AuthorityDeniedError
| Property | Type | Value |
|---|
mcpErrorCode | number | -32003 (FORBIDDEN) |
statusCode | number | 403 |
code | string | AUTHORITY_DENIED |
entryType | string | 'Tool', 'Resource', 'Prompt', 'Skill' |
entryName | string | Name of the denied entry |
deniedBy | string | Human-readable reason (e.g., "roles.all: missing 'admin'") |
import { AuthorityDeniedError } from '@frontmcp/auth';
// The error is thrown automatically by the checkEntryAuthorities flow stage.

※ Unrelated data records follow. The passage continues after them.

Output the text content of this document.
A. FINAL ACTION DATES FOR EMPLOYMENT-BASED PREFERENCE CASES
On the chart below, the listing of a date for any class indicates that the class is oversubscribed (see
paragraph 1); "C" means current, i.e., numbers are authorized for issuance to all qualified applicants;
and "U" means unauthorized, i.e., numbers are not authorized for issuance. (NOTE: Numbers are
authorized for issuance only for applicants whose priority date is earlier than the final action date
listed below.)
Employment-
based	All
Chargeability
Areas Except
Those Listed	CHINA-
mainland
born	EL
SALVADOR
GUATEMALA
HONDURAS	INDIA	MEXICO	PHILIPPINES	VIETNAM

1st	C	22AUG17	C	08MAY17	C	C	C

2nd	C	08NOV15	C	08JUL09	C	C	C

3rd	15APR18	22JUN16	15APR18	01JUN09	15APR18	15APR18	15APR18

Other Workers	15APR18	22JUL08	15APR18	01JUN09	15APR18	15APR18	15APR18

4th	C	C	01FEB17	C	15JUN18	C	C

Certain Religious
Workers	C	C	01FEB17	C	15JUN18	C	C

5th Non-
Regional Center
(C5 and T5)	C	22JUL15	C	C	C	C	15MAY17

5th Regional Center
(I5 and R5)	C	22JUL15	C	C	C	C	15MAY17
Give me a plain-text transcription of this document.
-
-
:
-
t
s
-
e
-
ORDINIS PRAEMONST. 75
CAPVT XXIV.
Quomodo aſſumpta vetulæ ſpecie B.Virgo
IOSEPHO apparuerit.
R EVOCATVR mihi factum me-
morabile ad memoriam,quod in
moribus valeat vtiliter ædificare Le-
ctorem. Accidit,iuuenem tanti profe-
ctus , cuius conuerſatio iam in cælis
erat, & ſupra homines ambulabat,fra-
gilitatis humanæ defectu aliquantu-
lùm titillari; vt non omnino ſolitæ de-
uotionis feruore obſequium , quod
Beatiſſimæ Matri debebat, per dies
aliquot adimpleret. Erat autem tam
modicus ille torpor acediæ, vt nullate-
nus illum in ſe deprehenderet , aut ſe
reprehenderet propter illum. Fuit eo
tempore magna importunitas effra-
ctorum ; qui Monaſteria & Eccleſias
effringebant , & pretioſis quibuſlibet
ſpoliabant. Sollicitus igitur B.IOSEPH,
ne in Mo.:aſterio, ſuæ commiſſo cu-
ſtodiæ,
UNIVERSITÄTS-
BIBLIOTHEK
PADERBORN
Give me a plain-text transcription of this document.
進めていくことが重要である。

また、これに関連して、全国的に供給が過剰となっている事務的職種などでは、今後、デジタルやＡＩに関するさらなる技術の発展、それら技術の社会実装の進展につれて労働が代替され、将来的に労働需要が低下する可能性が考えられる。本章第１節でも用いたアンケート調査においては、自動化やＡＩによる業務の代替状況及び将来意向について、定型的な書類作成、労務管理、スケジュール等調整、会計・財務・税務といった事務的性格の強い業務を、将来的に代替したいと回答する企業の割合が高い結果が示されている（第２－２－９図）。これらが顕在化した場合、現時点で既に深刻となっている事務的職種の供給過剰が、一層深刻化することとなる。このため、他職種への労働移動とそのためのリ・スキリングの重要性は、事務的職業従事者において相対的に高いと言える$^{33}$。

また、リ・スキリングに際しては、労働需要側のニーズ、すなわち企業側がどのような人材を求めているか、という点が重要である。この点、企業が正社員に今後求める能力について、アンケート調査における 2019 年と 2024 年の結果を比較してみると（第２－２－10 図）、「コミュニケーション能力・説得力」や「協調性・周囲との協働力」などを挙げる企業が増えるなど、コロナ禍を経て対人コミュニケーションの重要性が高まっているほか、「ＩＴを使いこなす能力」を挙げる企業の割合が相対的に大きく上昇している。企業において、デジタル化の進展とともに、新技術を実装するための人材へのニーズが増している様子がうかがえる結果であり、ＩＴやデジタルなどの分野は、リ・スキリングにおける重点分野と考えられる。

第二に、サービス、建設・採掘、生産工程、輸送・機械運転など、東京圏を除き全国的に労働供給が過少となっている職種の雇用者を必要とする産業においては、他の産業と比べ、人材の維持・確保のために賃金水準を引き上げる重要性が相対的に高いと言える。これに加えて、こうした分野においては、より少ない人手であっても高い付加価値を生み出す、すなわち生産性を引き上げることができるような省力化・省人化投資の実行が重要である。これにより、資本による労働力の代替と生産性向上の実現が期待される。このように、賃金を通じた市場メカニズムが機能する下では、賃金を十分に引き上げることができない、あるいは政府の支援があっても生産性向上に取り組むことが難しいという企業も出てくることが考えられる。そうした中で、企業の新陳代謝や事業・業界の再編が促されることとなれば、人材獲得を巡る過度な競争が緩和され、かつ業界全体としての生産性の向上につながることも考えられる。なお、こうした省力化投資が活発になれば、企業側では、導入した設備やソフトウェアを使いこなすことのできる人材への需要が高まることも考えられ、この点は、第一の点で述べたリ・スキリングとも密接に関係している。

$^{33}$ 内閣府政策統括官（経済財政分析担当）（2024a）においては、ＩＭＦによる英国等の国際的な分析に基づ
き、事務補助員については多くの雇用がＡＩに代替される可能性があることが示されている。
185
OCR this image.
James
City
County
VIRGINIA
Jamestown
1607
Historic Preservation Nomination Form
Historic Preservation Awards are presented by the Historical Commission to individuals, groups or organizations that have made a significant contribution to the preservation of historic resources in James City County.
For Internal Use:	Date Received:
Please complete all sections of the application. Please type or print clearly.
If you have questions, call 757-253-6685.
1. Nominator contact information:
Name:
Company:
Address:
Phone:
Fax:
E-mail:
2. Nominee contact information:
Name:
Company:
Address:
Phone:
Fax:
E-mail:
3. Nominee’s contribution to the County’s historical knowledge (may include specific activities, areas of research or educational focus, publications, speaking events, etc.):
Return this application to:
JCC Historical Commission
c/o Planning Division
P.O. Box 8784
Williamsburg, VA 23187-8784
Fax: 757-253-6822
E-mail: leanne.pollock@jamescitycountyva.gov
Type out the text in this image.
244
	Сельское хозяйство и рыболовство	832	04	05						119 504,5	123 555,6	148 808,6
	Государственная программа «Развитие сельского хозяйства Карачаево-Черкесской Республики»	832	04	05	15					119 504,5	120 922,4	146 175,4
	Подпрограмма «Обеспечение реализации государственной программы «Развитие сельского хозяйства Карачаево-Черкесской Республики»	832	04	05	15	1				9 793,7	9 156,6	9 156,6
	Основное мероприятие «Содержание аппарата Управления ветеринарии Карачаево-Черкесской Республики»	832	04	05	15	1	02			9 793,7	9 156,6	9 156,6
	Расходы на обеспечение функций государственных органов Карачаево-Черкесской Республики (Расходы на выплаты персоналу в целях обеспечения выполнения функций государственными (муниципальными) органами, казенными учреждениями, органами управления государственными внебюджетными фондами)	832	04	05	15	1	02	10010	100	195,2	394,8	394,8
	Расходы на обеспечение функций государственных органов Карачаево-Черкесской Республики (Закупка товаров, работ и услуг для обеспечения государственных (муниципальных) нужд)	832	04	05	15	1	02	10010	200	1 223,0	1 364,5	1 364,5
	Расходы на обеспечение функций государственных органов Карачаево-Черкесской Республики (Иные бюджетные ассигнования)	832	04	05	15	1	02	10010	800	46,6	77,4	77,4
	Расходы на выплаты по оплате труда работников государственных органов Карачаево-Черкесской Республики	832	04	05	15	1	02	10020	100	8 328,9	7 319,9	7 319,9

// You can also throw it manually in custom logic:
throw new AuthorityDeniedError({
entryType: 'Tool',
entryName: 'delete_user',
deniedBy: "roles.all: missing 'admin'",
});
The error serializes to a standard JSON-RPC error for MCP transport:
{
"code": -32003,
"message": "Access denied to Tool \"delete_user\": roles.all: missing 'admin'",
"data": {
"entryType": "Tool",
"entryName": "delete_user",
"deniedBy": "roles.all: missing 'admin'"
}
}
Denial Reasons
The deniedBy field provides actionable feedback:
| Pattern | Example |
|---|
roles.all: missing '<role>' | roles.all: missing 'admin' |
roles.any: user has none of '<role>', ... | roles.any: user has none of 'admin', 'superadmin' |
permissions.all: missing '<perm>' | permissions.all: missing 'users:delete' |
permissions.any: user has none of '<perm>', ... | permissions.any: user has none of 'data:export' |
attributes.match: '<path>' expected ... | attributes.match: 'claims.dept' expected 'eng' but got 'sales' |
attributes.conditions: '<path>' failed '<op>' check | attributes.conditions: 'claims.credits' failed 'gt' check against '0' |
relationships: user '<sub>' is not '<type>' of <resource>:<id> | relationships: user 'u-123' is not 'owner' of document:doc-456 |
profile '<name>' is not registered | profile 'admin' is not registered |
custom evaluator '<name>' is not registered | custom evaluator 'ipAllowList' is not registered |
Type-Safe Profiles
Use the FrontMcpAuthorityProfiles global interface augmentation to get autocomplete and compile-time checks for profile names.
Declaring Profiles
Create a type declaration file (e.g., authorities.d.ts) in your project:
// authorities.d.ts
declare global {
interface FrontMcpAuthorityProfiles {
admin: true;
authenticated: true;
matchTenant: true;
editor: true;
viewer: true;
}
}
export {};
Autocomplete in Decorators
Once declared, TypeScript provides autocomplete when using string profile references:
// TypeScript will suggest: 'admin', 'authenticated', 'matchTenant', 'editor', 'viewer'
@Tool({ name: 'my_tool', authorities: 'admin' })
// Array form also gets autocomplete
@Tool({ name: 'my_tool', authorities: ['authenticated', 'matchTenant'] })
// Typos are caught at compile time
@Tool({ name: 'my_tool', authorities: 'adimn' }) // Type error
The @frontmcp/auth authorities module automatically augments all entry metadata interfaces to accept the authorities field:
// These are added automatically when importing from '@frontmcp/auth'
interface ExtendFrontMcpToolMetadata {
authorities?: AuthoritiesMetadata;
}
interface ExtendFrontMcpResourceMetadata {
authorities?: AuthoritiesMetadata;
}
interface ExtendFrontMcpPromptMetadata {
authorities?: AuthoritiesMetadata;
}
interface ExtendFrontMcpSkillMetadata {
authorities?: AuthoritiesMetadata;
}
This means authorities is accepted on @Tool(), @Resource(), @ResourceTemplate(), @Prompt(), and @Skill() decorators without any additional configuration.